Experte de l'évaluation des risques de violence de la part des gens aux prises avec un trouble mental, Anne a travaillé au cours des deux dernières années avec le personnel du pavillon Perry 2A du Douglas afin d'implanter le programme START (Évaluation du risque à court terme et traitabilité). Le START aide les employés, les patients et les familles à évaluer sept risques spécifiques, incluant l'auto-mutilation, le suicide et la violence envers les autres. Cet automne, le Douglas prévoit implanter le START au sein d'unités additionnelles et de programmes destinés aux patients externes.
Le respect des droits
Anne se fait également remarquer sur la scène nationale.
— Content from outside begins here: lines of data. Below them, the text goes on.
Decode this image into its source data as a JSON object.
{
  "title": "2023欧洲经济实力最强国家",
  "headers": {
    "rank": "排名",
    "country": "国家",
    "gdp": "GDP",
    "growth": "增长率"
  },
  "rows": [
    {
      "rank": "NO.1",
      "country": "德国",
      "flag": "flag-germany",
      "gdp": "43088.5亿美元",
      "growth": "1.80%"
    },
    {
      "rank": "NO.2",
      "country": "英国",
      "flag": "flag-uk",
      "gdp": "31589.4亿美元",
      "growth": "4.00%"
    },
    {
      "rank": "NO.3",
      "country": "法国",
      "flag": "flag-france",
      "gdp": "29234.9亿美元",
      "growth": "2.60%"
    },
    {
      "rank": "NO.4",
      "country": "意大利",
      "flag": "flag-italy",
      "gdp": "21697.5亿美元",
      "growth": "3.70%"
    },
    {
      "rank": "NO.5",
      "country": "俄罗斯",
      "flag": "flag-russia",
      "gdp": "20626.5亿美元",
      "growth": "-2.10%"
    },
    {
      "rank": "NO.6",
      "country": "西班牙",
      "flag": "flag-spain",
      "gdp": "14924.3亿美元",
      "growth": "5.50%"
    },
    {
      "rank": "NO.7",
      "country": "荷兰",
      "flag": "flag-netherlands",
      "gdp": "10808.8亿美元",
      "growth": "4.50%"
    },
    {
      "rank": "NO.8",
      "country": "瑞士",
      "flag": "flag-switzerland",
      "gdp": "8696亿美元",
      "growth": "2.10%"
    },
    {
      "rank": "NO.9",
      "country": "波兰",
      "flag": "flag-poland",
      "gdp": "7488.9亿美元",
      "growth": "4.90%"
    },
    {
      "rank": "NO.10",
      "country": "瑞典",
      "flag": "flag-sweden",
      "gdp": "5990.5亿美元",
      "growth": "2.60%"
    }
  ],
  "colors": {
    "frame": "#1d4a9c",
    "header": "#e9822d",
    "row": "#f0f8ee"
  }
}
En juillet 2008, elle a été nommée chercheuse en chef de l'étude sur la responsabilité criminelle (Canada's National Trajectory Study on Criminal Responsibility). Son objectif est d'améliorer le processus visant à déterminer si une personne emprisonnée pour un crime (et non tenue criminellement responsable en raison d'un trouble mental) est toujours une menace pour elle-même ou pour les autres. « Il n'y a pas de place pour les a priori, basés sur le sexe, la culture, les antécédents médicaux ou d'autres facteurs. Chaque individu est différent et a le droit à une évaluation impartiale, basée sur les plus récentes données ».
Elle s'explique : « Le Code criminel du Canada a été révisé en 1992. Il y est stipulé que les individus qui sont déclarés "non criminellement responsables pour cause d'aliénation mentale" ne peuvent être détenus indéfiniment. Il y est également stipulé que ces individus se voient garantir le droit à une révision annuelle de leur cas. L'étude que nous menons présentement se base sur ces nouveaux acquis afin de s'assurer que les droits des prisonniers sont respectés tout en assurant la sécurité de la population ».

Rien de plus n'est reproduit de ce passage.